Introduction to the performance
Between historiography, ode and fractured confession, this new work gives shape to the problem of political action and its representation. The point of departure is the principles and problems of the council democracy, what Hannah Arendt suggested could form “a new concept of the state.” Articulated through embodiment, speculation and a “non-fictional imagination” (as Fred Dewey put it), this work involves the public in shared questioning and speculation about our own capacities.
While Hannah Arendt is known for major insights into the modern world like ‘the banality of evil,’ the general public is largely unaware of the affirmative political argument that is the core of her late work – the valorization of council-democracy through its key examples: the short-lived Rate-republic, New England town-meetings, and the Hungarian revolution of 1956. The American writer and activist Fred Dewey has further developed this work into neighborhood councils in Los Angeles, which forms a personal background grounding the theoretical into the concrete.
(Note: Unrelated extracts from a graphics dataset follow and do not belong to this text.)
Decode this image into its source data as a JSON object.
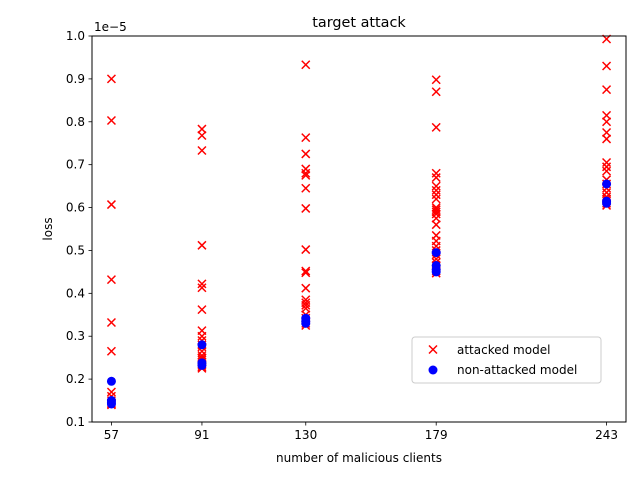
{
  "chart_data": {
    "type": "scatter",
    "title": "target attack",
    "xlabel": "number of malicious clients",
    "ylabel": "loss",
    "y_offset_label": "1e−5",
    "x_ticks": [
      "57",
      "91",
      "130",
      "179",
      "243"
    ],
    "y_ticks": [
      "0.1",
      "0.2",
      "0.3",
      "0.4",
      "0.5",
      "0.6",
      "0.7",
      "0.8",
      "0.9",
      "1.0"
    ],
    "xlim": [
      49.7,
      250.3
    ],
    "ylim": [
      0.1,
      1.0
    ],
    "grid": false,
    "legend_position": "lower right",
    "series": [
      {
        "name": "attacked model",
        "marker": "x",
        "color": "#ff0000",
        "points": [
          [
            57,
            0.9
          ],
          [
            57,
            0.803
          ],
          [
            57,
            0.607
          ],
          [
            57,
            0.432
          ],
          [
            57,
            0.332
          ],
          [
            57,
            0.265
          ],
          [
            57,
            0.17
          ],
          [
            57,
            0.16
          ],
          [
            57,
            0.15
          ],
          [
            57,
            0.145
          ],
          [
            57,
            0.142
          ],
          [
            57,
            0.14
          ],
          [
            91,
            0.783
          ],
          [
            91,
            0.768
          ],
          [
            91,
            0.733
          ],
          [
            91,
            0.512
          ],
          [
            91,
            0.422
          ],
          [
            91,
            0.413
          ],
          [
            91,
            0.362
          ],
          [
            91,
            0.313
          ],
          [
            91,
            0.3
          ],
          [
            91,
            0.29
          ],
          [
            91,
            0.28
          ],
          [
            91,
            0.275
          ],
          [
            91,
            0.265
          ],
          [
            91,
            0.255
          ],
          [
            91,
            0.25
          ],
          [
            91,
            0.245
          ],
          [
            91,
            0.24
          ],
          [
            91,
            0.235
          ],
          [
            91,
            0.232
          ],
          [
            91,
            0.228
          ],
          [
            91,
            0.225
          ],
          [
            130,
            0.933
          ],
          [
            130,
            0.763
          ],
          [
            130,
            0.725
          ],
          [
            130,
            0.69
          ],
          [
            130,
            0.68
          ],
          [
            130,
            0.675
          ],
          [
            130,
            0.645
          ],
          [
            130,
            0.598
          ],
          [
            130,
            0.502
          ],
          [
            130,
            0.452
          ],
          [
            130,
            0.448
          ],
          [
            130,
            0.412
          ],
          [
            130,
            0.385
          ],
          [
            130,
            0.378
          ],
          [
            130,
            0.372
          ],
          [
            130,
            0.365
          ],
          [
            130,
            0.35
          ],
          [
            130,
            0.342
          ],
          [
            130,
            0.336
          ],
          [
            130,
            0.33
          ],
          [
            130,
            0.325
          ],
          [
            179,
            0.898
          ],
          [
            179,
            0.87
          ],
          [
            179,
            0.787
          ],
          [
            179,
            0.68
          ],
          [
            179,
            0.67
          ],
          [
            179,
            0.65
          ],
          [
            179,
            0.64
          ],
          [
            179,
            0.63
          ],
          [
            179,
            0.62
          ],
          [
            179,
            0.6
          ],
          [
            179,
            0.595
          ],
          [
            179,
            0.59
          ],
          [
            179,
            0.585
          ],
          [
            179,
            0.575
          ],
          [
            179,
            0.56
          ],
          [
            179,
            0.535
          ],
          [
            179,
            0.522
          ],
          [
            179,
            0.51
          ],
          [
            179,
            0.5
          ],
          [
            179,
            0.49
          ],
          [
            179,
            0.48
          ],
          [
            179,
            0.472
          ],
          [
            179,
            0.465
          ],
          [
            179,
            0.458
          ],
          [
            179,
            0.452
          ],
          [
            179,
            0.447
          ],
          [
            243,
            0.993
          ],
          [
            243,
            0.93
          ],
          [
            243,
            0.875
          ],
          [
            243,
            0.815
          ],
          [
            243,
            0.8
          ],
          [
            243,
            0.775
          ],
          [
            243,
            0.76
          ],
          [
            243,
            0.705
          ],
          [
            243,
            0.695
          ],
          [
            243,
            0.685
          ],
          [
            243,
            0.665
          ],
          [
            243,
            0.655
          ],
          [
            243,
            0.645
          ],
          [
            243,
            0.635
          ],
          [
            243,
            0.625
          ],
          [
            243,
            0.62
          ],
          [
            243,
            0.615
          ],
          [
            243,
            0.61
          ],
          [
            243,
            0.605
          ]
        ]
      },
      {
        "name": "non-attacked model",
        "marker": "o",
        "color": "#0000ff",
        "points": [
          [
            57,
            0.195
          ],
          [
            57,
            0.15
          ],
          [
            57,
            0.145
          ],
          [
            57,
            0.142
          ],
          [
            91,
            0.28
          ],
          [
            91,
            0.238
          ],
          [
            91,
            0.232
          ],
          [
            130,
            0.342
          ],
          [
            130,
            0.335
          ],
          [
            130,
            0.33
          ],
          [
            179,
            0.495
          ],
          [
            179,
            0.465
          ],
          [
            179,
            0.455
          ],
          [
            179,
            0.45
          ],
          [
            243,
            0.655
          ],
          [
            243,
            0.615
          ],
          [
            243,
            0.61
          ]
        ]
      }
    ]
  }
}
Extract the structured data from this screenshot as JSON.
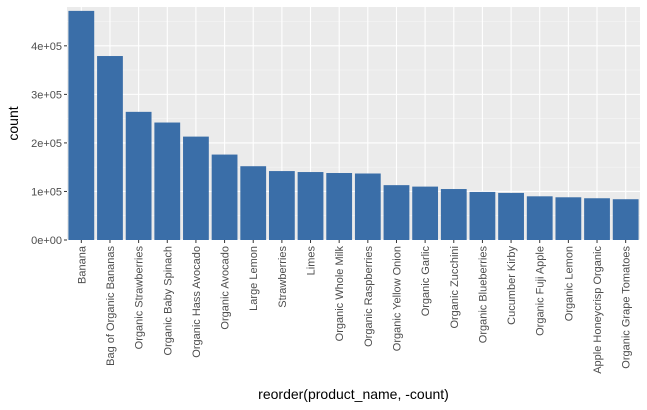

Following Arendt’s strategy of exemplification, much of 2016 was spent researching key sites to allegorize this argument: the parks of Istanbul where the public met in spontaneous assembly after the crushing of the Gezi occupation, and the town meeting halls of New England, the cradle of democracy in the US, which today seem like another planet altogether.
Accompanied by the improvisations of musician Bart de Kroon, the performance remains by its nature open and contingent, with its sense found in being recomposed each time anew. The sites, questions and stories and movements that are mobilized through the work unfold as a live and concrete experience with the public, and improvisation becomes a tool of turning the public into stake-holders of a shared speculation.
Drawing upon the strategies of Allan Kaprow’s “Non-Theatrical Performance” and Simone Forti’s “News Animations” – in which concrete subject matter is explored in a process of impressionistic questioning, not didacticism – the performance maintains more of the ambition of a happening than a lecture.
Arendt’s argument was that the main obstacle to council democracy was the absence of any broader consciousness of the tradition, and the work has been composed in response to this problem. The title is drawn from René Char’s notebooks of the Resistance, one of Arendt’s key references for “On Revolution.”